BERTScore uses BERT embeddings to measure semantic similarity, not word overlap.

bertscorer = evaluate.load("bertscore")

results = bertscorer.compute(
predictions=predictions,
references=references,
lang="en",
)

for i, (p, r, f) in enumerate(zip(results["precision"], results["recall"], results["f1"])):
print(f"Example {i+1}: Precision={p:.3f}, Recall={r:.3f}, F1={f:.3f}")

RAGAS — For RAG Evaluation

RAGAS is designed specifically for evaluating RAG pipelines.

pip install ragas
from ragas import evaluate
from ragas.metrics import faithfulness, answer_relevancy, context_recall
from datasets import Dataset

# Your RAG pipeline outputs
data = {
"question": ["What is the capital of France?"],
"answer": ["Paris is the capital of France."],
"contexts": [["France is a country in Western Europe.
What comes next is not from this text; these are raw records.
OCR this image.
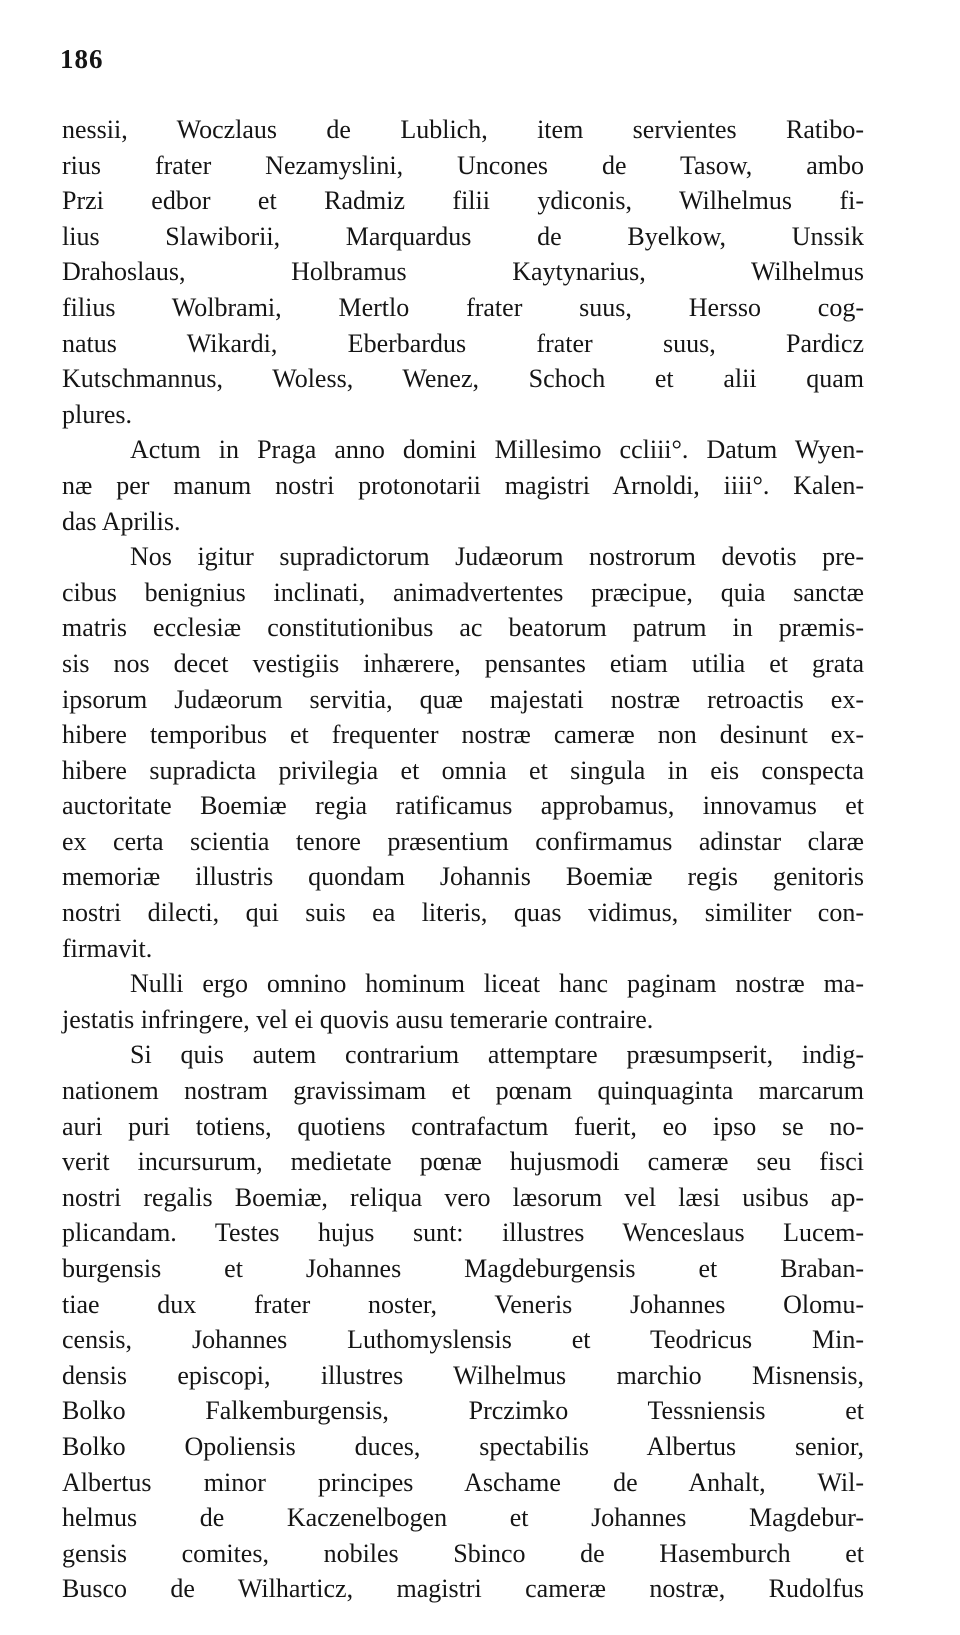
186

nessii, Woczlaus de Lublich, item servientes Ratibo-
rius frater Nezamyslini, Uncones de Tasow, ambo
Przi edbor et Radmiz filii ydiconis, Wilhelmus fi-
lius Slawiborii, Marquardus de Byelkow, Unssik
Drahoslaus, Holbramus Kaytynarius, Wilhelmus
filius Wolbrami, Mertlo frater suus, Hersso cog-
natus Wikardi, Eberbardus frater suus, Pardicz
Kutschmannus, Woless, Wenez, Schoch et alii quam
plures.
Actum in Praga anno domini Millesimo ccliii°. Datum Wyen-
næ per manum nostri protonotarii magistri Arnoldi, iiii°. Kalen-
das Aprilis.
Nos igitur supradictorum Judæorum nostrorum devotis pre-
cibus benignius inclinati, animadvertentes præcipue, quia sanctæ
matris ecclesiæ constitutionibus ac beatorum patrum in præmis-
sis nos decet vestigiis inhærere, pensantes etiam utilia et grata
ipsorum Judæorum servitia, quæ majestati nostræ retroactis ex-
hibere temporibus et frequenter nostræ cameræ non desinunt ex-
hibere supradicta privilegia et omnia et singula in eis conspecta
auctoritate Boemiæ regia ratificamus approbamus, innovamus et
ex certa scientia tenore præsentium confirmamus adinstar claræ
memoriæ illustris quondam Johannis Boemiæ regis genitoris
nostri dilecti, qui suis ea literis, quas vidimus, similiter con-
firmavit.
Nulli ergo omnino hominum liceat hanc paginam nostræ ma-
jestatis infringere, vel ei quovis ausu temerarie contraire.
Si quis autem contrarium attemptare præsumpserit, indig-
nationem nostram gravissimam et pœnam quinquaginta marcarum
auri puri totiens, quotiens contrafactum fuerit, eo ipso se no-
verit incursurum, medietate pœnæ hujusmodi cameræ seu fisci
nostri regalis Boemiæ, reliqua vero læsorum vel læsi usibus ap-
plicandam. Testes hujus sunt: illustres Wenceslaus Lucem-
burgensis et Johannes Magdeburgensis et Braban-
tiae dux frater noster, Veneris Johannes Olomu-
censis, Johannes Luthomyslensis et Teodricus Min-
densis episcopi, illustres Wilhelmus marchio Misnensis,
Bolko Falkemburgensis, Prczimko Tessniensis et
Bolko Opoliensis duces, spectabilis Albertus senior,
Albertus minor principes Aschame de Anhalt, Wil-
helmus de Kaczenelbogen et Johannes Magdebur-
gensis comites, nobiles Sbinco de Hasemburch et
Busco de Wilharticz, magistri cameræ nostræ, Rudolfus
Its capital is Paris."]],
"ground_truth": ["Paris"],
}

dataset = Dataset.from_dict(data)

results = evaluate(
dataset,
metrics=[faithfulness, answer_relevancy, context_recall],
)
print(results)
# {"faithfulness": 1.0, "answer_relevancy": 0.95, "context_recall": 1.0}
RAGAS MetricWhat it measures
FaithfulnessIs the answer grounded in the retrieved context?
Answer RelevancyDoes the answer actually address the question?
Context RecallDoes the retrieved context contain the necessary info?

Common Mistakes

Common Mistakes
  1. BLEU for long-form generation — BLEU was designed for machine translation with short outputs. Use ROUGE for summarisation and BERTScore for semantic tasks.
  2. Treating automated metrics as ground truth — a model can achieve high ROUGE by generating verbose text that repeats many of the reference words. Always sanity-check with human examples.
  3. Not using batch evaluation — run metrics on your entire test set (50–200 examples), not just 3–5 examples.
  4. Forgetting RAGAS needs an LLM — RAGAS faithfulness and relevancy metrics internally call an LLM to judge quality. Set your OpenAI API key before running.

Quick Quiz

Test Your Understanding

Q1. What is the main limitation of ROUGE compared to BERTScore?
A1. ROUGE measures word overlap and cannot detect semantic similarity — synonyms and paraphrases are penalised even if semantically equivalent.

Q2. What does RAGAS faithfulness measure?
A2. Whether the generated answer is factually grounded in the retrieved context, not hallucinated.

Q3. Why is BERTScore better than ROUGE for evaluating creative or paraphrased outputs?
A3. BERTScore uses contextual BERT embeddings to compare meaning, so semantically similar sentences score high even if they share few words.


Student Exercise

Exercise 10.2 — Metrics comparison
Generate 10 model answers for a simple QA task. Compute ROUGE-1, ROUGE-L, and BERTScore for each. Find two examples where ROUGE and BERTScore disagree significantly. Explain why.